Veryan Weston

Born in Sussex, UK, 3rd September 1950.
The first name is a village in Cornwall which has round houses in, named by his mother – Rene ‘Babs’ Weston who had strong feelings and links with her own family who came from this particular area of England. Born outside Cornwall, the last in a family of one brother and two sisters, Veryan was encouraged to explore any emotional and creative potential on an old battered piano by his mother who had long given up any hope of being an artist herself (having studied Pacific Island and Flamenco dance in London in 1930s) because of her family dedication. His sister Armorel was integral in starting the Little Theatre Club in central London in sixties which helped build friendships between improvising musicians in UK.

In 1974 he received a fellowship from the Digswell Arts Trust in Hertfordshire that allowed him to continue his work exploring piano improvisation which included his research in to pentatonic scale relationships. While at Digswell, he co-founded and composed for the group Stinky Winkles who were voted ‚Young jazz Musicians of 1979’ by Greater London Arts Association. He performed music for film, the most notable being his work with Lol Coxhill on director Derek Jarman’s Caravaggio (1986).
Weston’s interest in collaborating with artists from other disciplines led him to earn a degree in performance art from Middlesex University and he also earned a master’s degree in music composition from Goldsmith’s College University in London. In the ’80s and ’90s, he worked with (among others) the Eddie Prévost Quartet, Lol Coxhill and Trevor Watts.

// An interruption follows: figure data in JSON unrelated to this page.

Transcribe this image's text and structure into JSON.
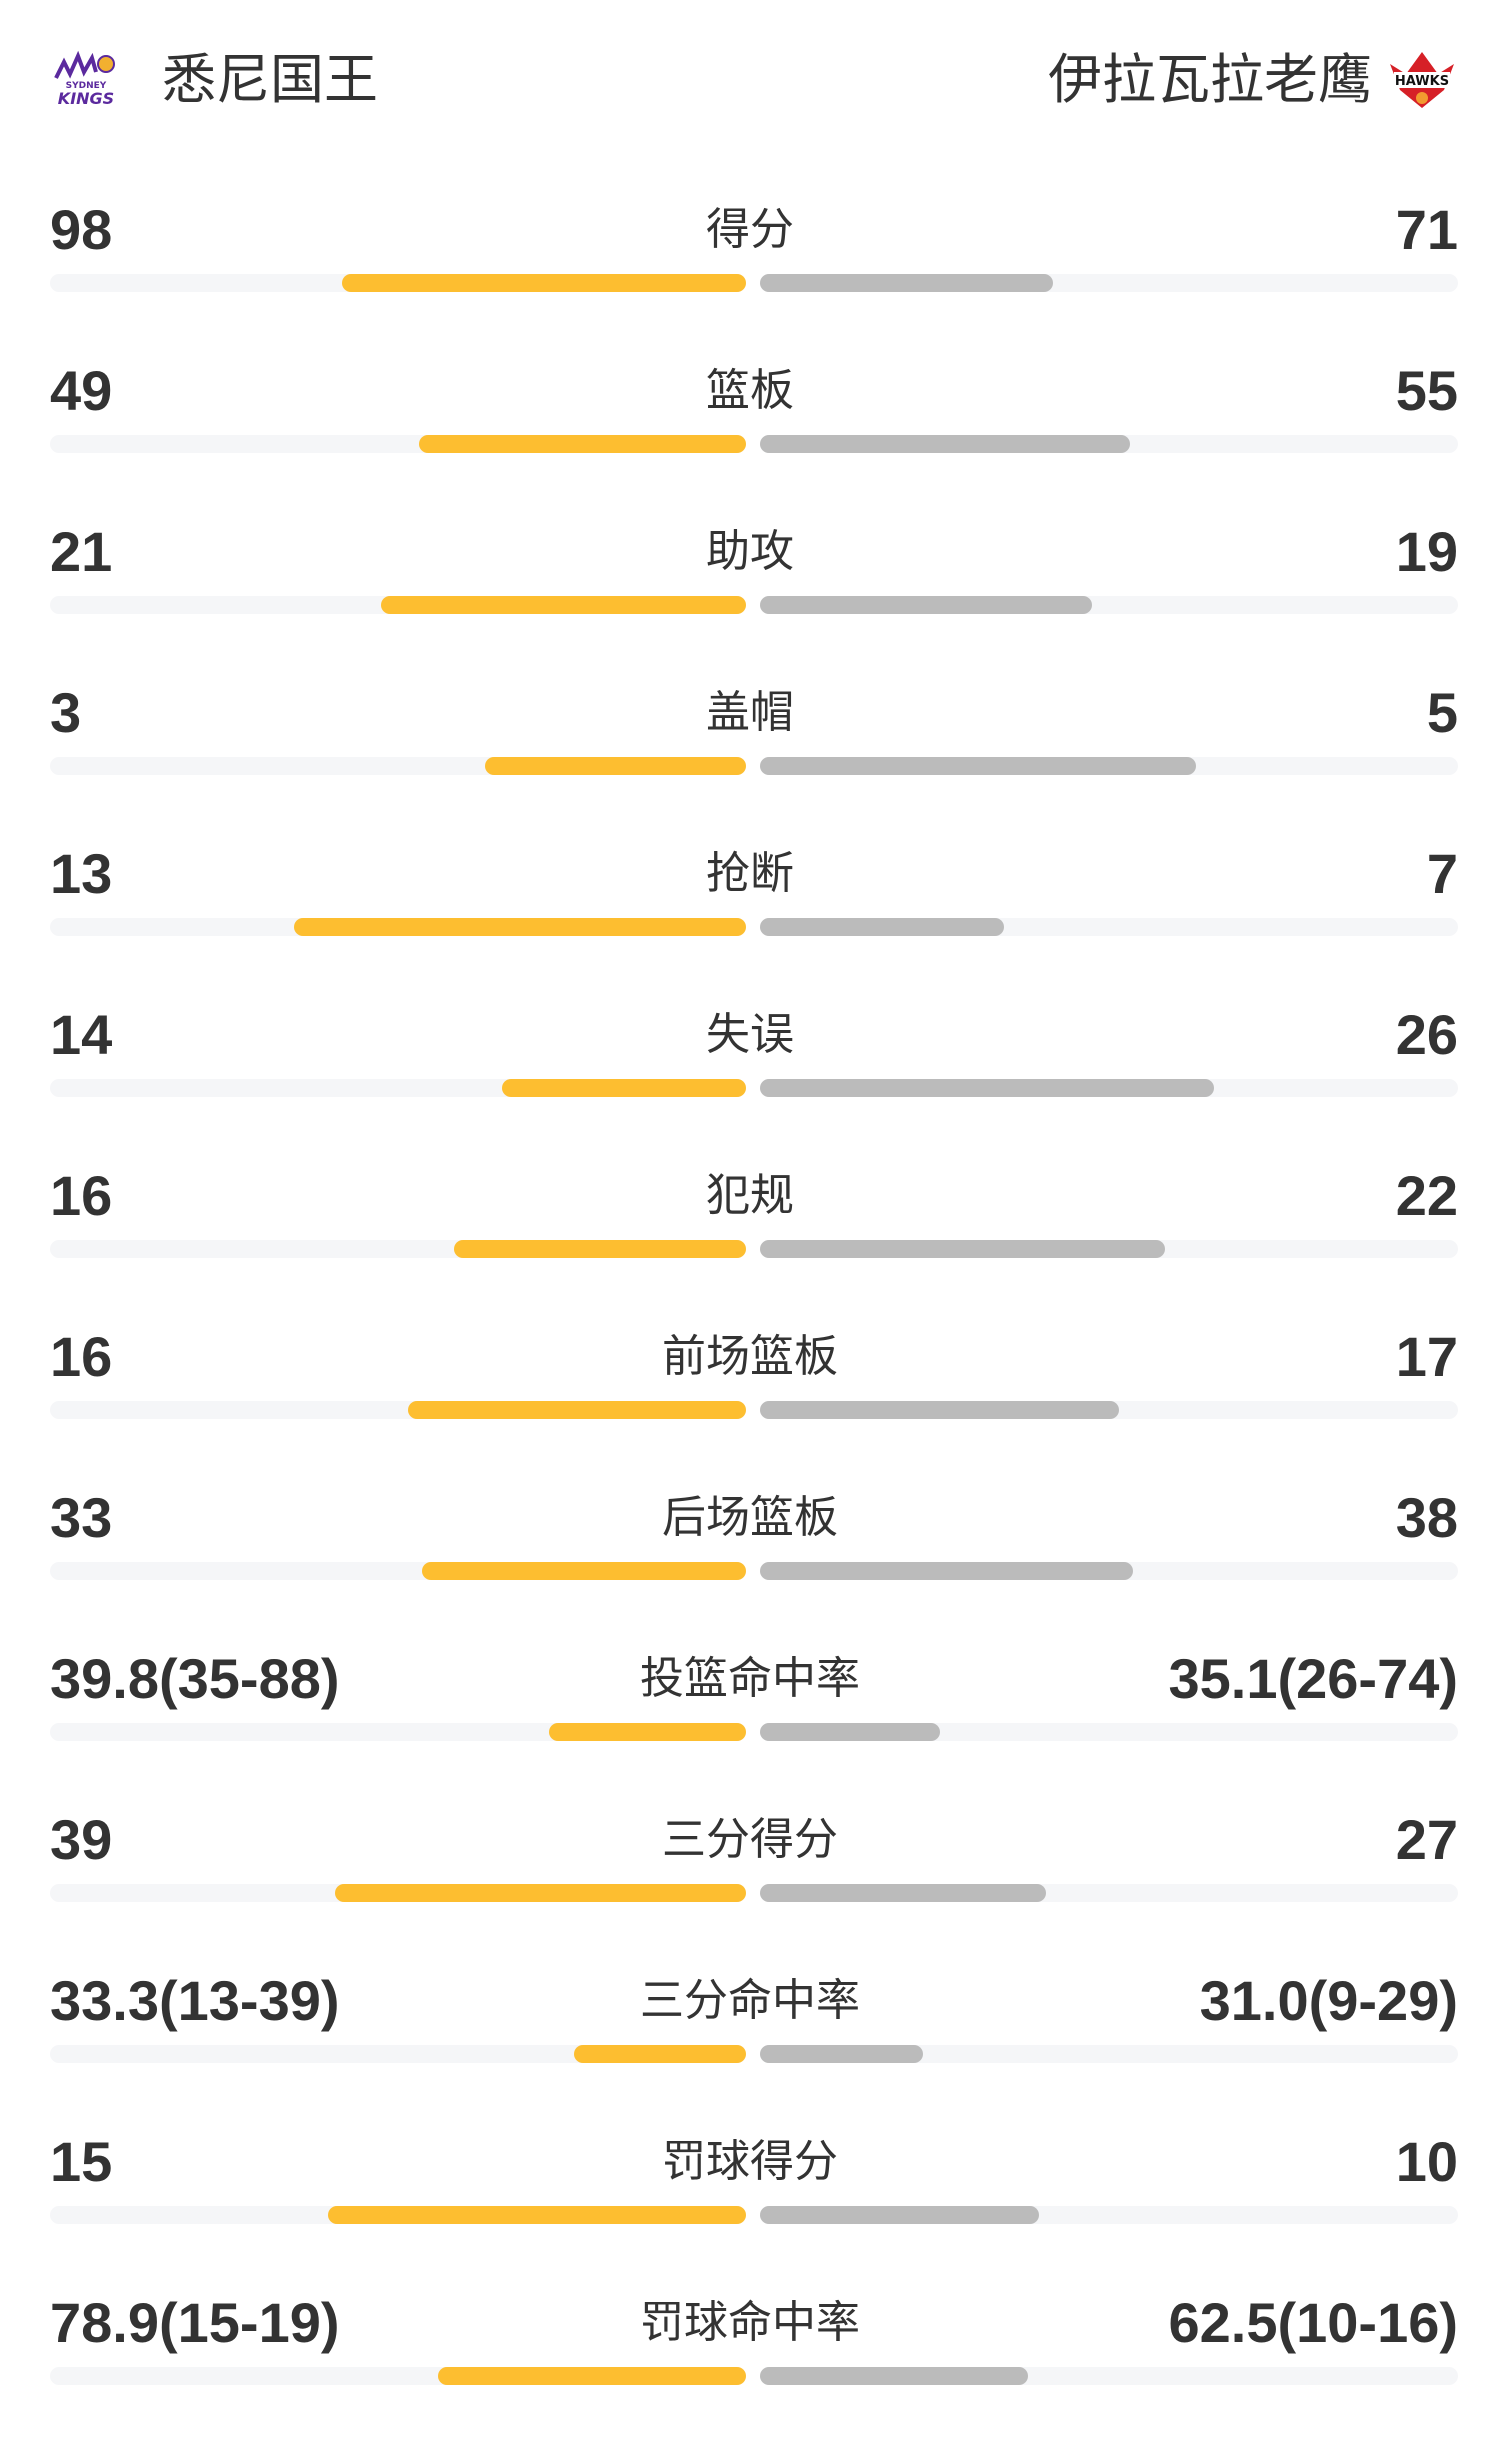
{
  "header": {
    "home_team": "悉尼国王",
    "away_team": "伊拉瓦拉老鹰",
    "home_logo": {
      "icon": "sydney-kings-logo",
      "text": "SYDNEY KINGS"
    },
    "away_logo": {
      "icon": "illawarra-hawks-logo",
      "text": "HAWKS"
    }
  },
  "colors": {
    "home_bar": "#FDBE30",
    "away_bar": "#BBBBBB",
    "track": "#F5F6F8",
    "text": "#333333"
  },
  "stats": [
    {
      "label": "得分",
      "home": "98",
      "away": "71",
      "home_fill": 0.58,
      "away_fill": 0.42
    },
    {
      "label": "篮板",
      "home": "49",
      "away": "55",
      "home_fill": 0.47,
      "away_fill": 0.53
    },
    {
      "label": "助攻",
      "home": "21",
      "away": "19",
      "home_fill": 0.525,
      "away_fill": 0.475
    },
    {
      "label": "盖帽",
      "home": "3",
      "away": "5",
      "home_fill": 0.375,
      "away_fill": 0.625
    },
    {
      "label": "抢断",
      "home": "13",
      "away": "7",
      "home_fill": 0.65,
      "away_fill": 0.35
    },
    {
      "label": "失误",
      "home": "14",
      "away": "26",
      "home_fill": 0.35,
      "away_fill": 0.65
    },
    {
      "label": "犯规",
      "home": "16",
      "away": "22",
      "home_fill": 0.42,
      "away_fill": 0.58
    },
    {
      "label": "前场篮板",
      "home": "16",
      "away": "17",
      "home_fill": 0.485,
      "away_fill": 0.515
    },
    {
      "label": "后场篮板",
      "home": "33",
      "away": "38",
      "home_fill": 0.465,
      "away_fill": 0.535
    },
    {
      "label": "投篮命中率",
      "home": "39.8(35-88)",
      "away": "35.1(26-74)",
      "home_fill": 0.283,
      "away_fill": 0.258
    },
    {
      "label": "三分得分",
      "home": "39",
      "away": "27",
      "home_fill": 0.59,
      "away_fill": 0.41
    },
    {
      "label": "三分命中率",
      "home": "33.3(13-39)",
      "away": "31.0(9-29)",
      "home_fill": 0.247,
      "away_fill": 0.234
    },
    {
      "label": "罚球得分",
      "home": "15",
      "away": "10",
      "home_fill": 0.6,
      "away_fill": 0.4
    },
    {
      "label": "罚球命中率",
      "home": "78.9(15-19)",
      "away": "62.5(10-16)",
      "home_fill": 0.442,
      "away_fill": 0.384
    }
  ]
}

Trevor’s preoccupation with rhythmic structures and the inclusion of Ghanaian musicians in Moiré Music suited his own interests in the importance and beauty of rhythmic relationships between musicians which is also traceable later in virtually all his work as an improviser. They continue their very fruitful long-term relationship with concerts worldwide that also include other performers. There have been other collaborations with bassist John Edwards and drummer Mark Sanders, as well as Caroline Kraabel.

In the ’90s, collaborations with Phil Minton included the Ways duos, the ambitious Songs from a Prison Diary choral project commissioned for the Europa Festival in Le Mans which was awarded the Cornelius Cardew composition prize, a Taktlos Festival (Switzerland) chamber choir commission based on the life of Anarchist – Nestor Makhno, a quartet performing extracts from Joyce’s Finnegans wake, and 4Walls with Luc Ex and Michael Vatcher which was a strange synthesis of punk and contemporary jazz but which, like all the projects with Phil combine improvisation with songform. And most recently – Ways for an Orchestra commissioned by the Angelica Festival (Bologna, Italy – 2017)

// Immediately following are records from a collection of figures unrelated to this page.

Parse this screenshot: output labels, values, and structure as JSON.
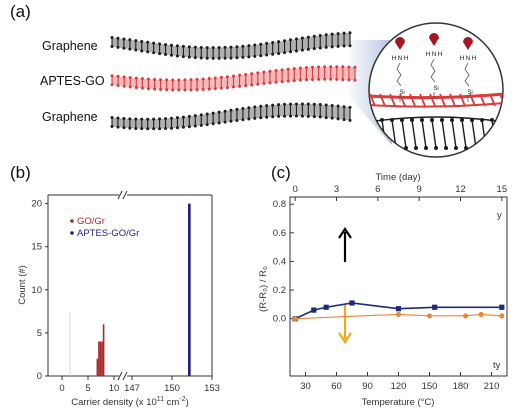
{
  "panel_a": {
    "label": "(a)",
    "layers": [
      "Graphene",
      "APTES-GO",
      "Graphene"
    ],
    "molecule": {
      "atom1": "N",
      "atom2": "H",
      "atom3": "Si"
    },
    "colors": {
      "graphene": "#1c1c1c",
      "aptes_go": "#d93a3a",
      "atom_head": "#a51522"
    }
  },
  "panel_b": {
    "label": "(b)"
  },
  "panel_c": {
    "label": "(c)"
  },
  "chart_data": [
    {
      "type": "bar",
      "xlabel_parts": [
        "Carrier density (x 10",
        "11",
        " cm",
        "-2",
        ")"
      ],
      "ylabel": "Count (#)",
      "x_ticks_left": [
        "0",
        "5",
        "10"
      ],
      "x_ticks_right": [
        "147",
        "150",
        "153"
      ],
      "y_ticks": [
        "0",
        "5",
        "10",
        "15",
        "20"
      ],
      "ylim": [
        0,
        21
      ],
      "series": [
        {
          "name": "GO/Gr",
          "color": "#a52a2a",
          "bars": [
            {
              "x": 6.8,
              "value": 2
            },
            {
              "x": 7.1,
              "value": 4
            },
            {
              "x": 7.4,
              "value": 4
            },
            {
              "x": 7.7,
              "value": 4
            },
            {
              "x": 8.0,
              "value": 6
            }
          ]
        },
        {
          "name": "APTES-GO/Gr",
          "color": "#1b1f7a",
          "bars": [
            {
              "x": 151.3,
              "value": 20
            }
          ]
        }
      ]
    },
    {
      "type": "line",
      "xlabel": "Temperature (°C)",
      "ylabel": "(R-R₀) / R₀",
      "x_ticks": [
        "30",
        "60",
        "90",
        "120",
        "150",
        "180",
        "210"
      ],
      "xlim": [
        15,
        225
      ],
      "top_axis_label": "Time (day)",
      "top_ticks": [
        "0",
        "3",
        "6",
        "9",
        "12",
        "15"
      ],
      "y_ticks": [
        "0.0",
        "0.2",
        "0.4",
        "0.6",
        "0.8"
      ],
      "ylim": [
        -0.4,
        0.85
      ],
      "corner_texts": [
        "y",
        "ty"
      ],
      "arrows": {
        "up": "#000000",
        "down": "#f0a818"
      },
      "series": [
        {
          "name": "",
          "color": "#1b2a7a",
          "marker": "square",
          "x": [
            20,
            38,
            50,
            75,
            120,
            155,
            220
          ],
          "y": [
            0.0,
            0.06,
            0.08,
            0.11,
            0.07,
            0.08,
            0.08
          ]
        },
        {
          "name": "",
          "color": "#e8883a",
          "marker": "circle",
          "x": [
            20,
            120,
            150,
            185,
            200,
            220
          ],
          "y": [
            0.0,
            0.03,
            0.02,
            0.02,
            0.03,
            0.02
          ]
        }
      ]
    }
  ]
}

Other peripheral excursions have included working in Carla Bley’s Escalator Over the Hill big band project, the Cobra game piece with John Zorn in Berlin and most recently a Lindsay Cooper memorial project which included many of the original members of Henry Cow (2014).

Veryan Weston melds elements of modern composition with contemporary improvisation and this can be heard in collaborations with Phil Minton, Luc Ex and Hannah Marshall, but the thread throughout his work has been primarily improvisation which reveals new aspects of an ever-changing musical identity depending on who he is playing with.